Thursday, March 18, 2004


Plus Ca Change, Plus C'est La Meme Chose

Vice President Dick Cheney: "We have a right to know what [Senator Kerry] is saying to foreign leaders that makes them so supportive of his candidacy. American voters are the ones charged with determining the outcome of this election, not unnamed foreign leaders."

OpinionJournal, March 15, 2004: A year ago John Kerry described the nations that would liberate Iraq as a "coalition of the bribed, the coerced, the bought and the extorted." It turns out that may be a better description of his own antiwar camp. From Jacques Chirac's and Vladimir Putin's political cronies to Tony Blair's own Labour Party, many of the most vocal opponents of enforcing U.N. resolutions turn out to have been on the take. Were some of the most vehement and prominent American critics of the war similarly bought and paid for? There's no hard evidence to support such a conclusion, but it's a possibility worthy of investigation following the appearance of a politically connected Detroit-area businessman on a recently published list of individuals receiving oil money from Saddam Hussein. Shakir al-Khafaji's close ties to Iraqi Baathists and Michigan Democrats are a matter of public record.

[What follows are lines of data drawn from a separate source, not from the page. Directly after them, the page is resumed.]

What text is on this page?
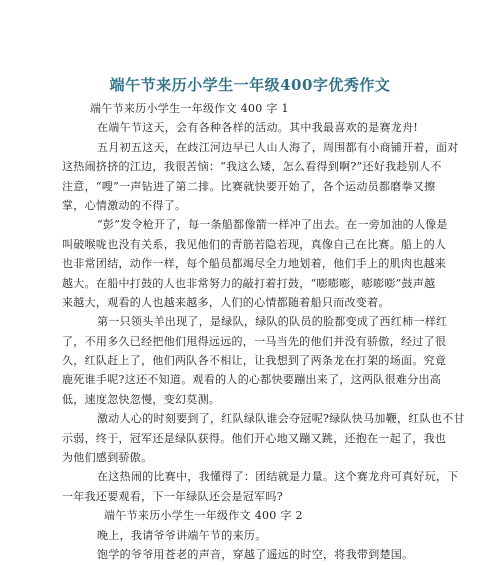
端午节来历小学生一年级400字优秀作文
端午节来历小学生一年级作文 400 字 1
在端午节这天，会有各种各样的活动。其中我最喜欢的是赛龙舟!
五月初五这天，在歧江河边早已人山人海了，周围都有小商铺开着，面对
这热闹挤挤的江边，我很苦恼：“我这么矮，怎么看得到啊?”还好我趁别人不
注意，“嗖”一声钻进了第二排。比赛就快要开始了，各个运动员都磨拳又擦
掌，心情激动的不得了。
“彭”发令枪开了，每一条船都像箭一样冲了出去。在一旁加油的人像是
叫破喉咙也没有关系，我见他们的青筋若隐若现，真像自己在比赛。船上的人
也非常团结，动作一样，每个船员都竭尽全力地划着，他们手上的肌肉也越来
越大。在船中打鼓的人也非常努力的敲打着打鼓，“嘭嘭嘭，嘭嘭嘭”鼓声越
来越大，观看的人也越来越多，人们的心情都随着船只而改变着。
第一只领头羊出现了，是绿队，绿队的队员的脸都变成了西红柿一样红
了，不用多久已经把他们甩得远远的，一马当先的他们并没有骄傲，经过了很
久，红队赶上了，他们两队各不相让，让我想到了两条龙在打架的场面。究竟
鹿死谁手呢?这还不知道。观看的人的心都快要蹦出来了，这两队很难分出高
低，速度忽快忽慢，变幻莫测。
激动人心的时刻要到了，红队绿队谁会夺冠呢?绿队快马加鞭，红队也不甘
示弱，终于，冠军还是绿队获得。他们开心地又蹦又跳，还抱在一起了，我也
为他们感到骄傲。
在这热闹的比赛中，我懂得了：团结就是力量。这个赛龙舟可真好玩，下
一年我还要观看，下一年绿队还会是冠军吗?
端午节来历小学生一年级作文 400 字 2
晚上，我请爷爷讲端午节的来历。
饱学的爷爷用苍老的声音，穿越了遥远的时空，将我带到楚国。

OpinionJournal, February 9, 2004: [T]he Iraqi daily Al Mada published a partial list of names, compiled by Iraq's oil ministry, of those whom Saddam Hussein rewarded with allocations of Iraqi oil. ... The list reads like an official registry of Friends of Saddam across some 50 countries. It's clear where his best, best friends were. There are 11 entries under France (totaling 150.8 million barrels of crude). ... Patrick Maugein, a close friend of Jacques Chirac and head of Soco International oil company, says his dealings were all within "the framework of the oil-for-food program and there was nothing illegal about it."

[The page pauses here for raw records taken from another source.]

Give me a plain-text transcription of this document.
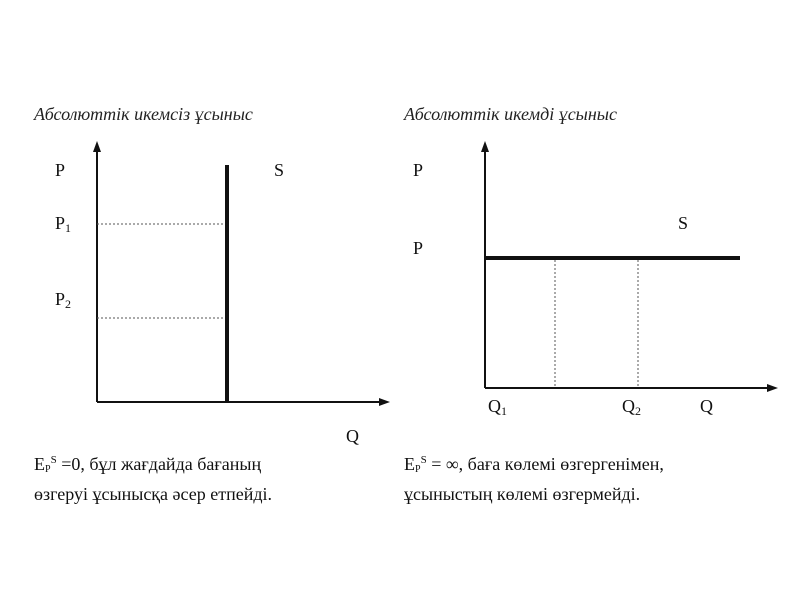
Абсолюттік икемсіз ұсыныс
P
$P_1$
$P_2$
S
Q
$EP^S =0$, бұл жағдайда бағаның
өзгеруі ұсынысқа әсер етпейді.
Абсолюттік икемді ұсыныс
P
P
S
$Q_1$	$Q_2$	Q
$EP^S$ = ∞, баға көлемі өзгергенімен,
ұсыныстың көлемі өзгермейді.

XYZ Affair: is the name usually given to an incident (1797-98) in Franco-American diplomatic relations. ... [A] three-man [American] commission was immediately confronted by the refusal of French foreign minister Charles Maurice de Talleyrand to receive it officially. ... The proposal that the Americans pay Talleyrand about $250,000 before the French government would even deal with them created an uproar when it was released in the United States. ... The XYZ Affair contributed to American patriotic legend in the reply Pinckney is supposed to have made to a French request for money, “Millions for defense, sir, but not one cent for tribute.” This reply was certainly not made, but a better case can be made for the alternate version, “No, no, not a sixpence.”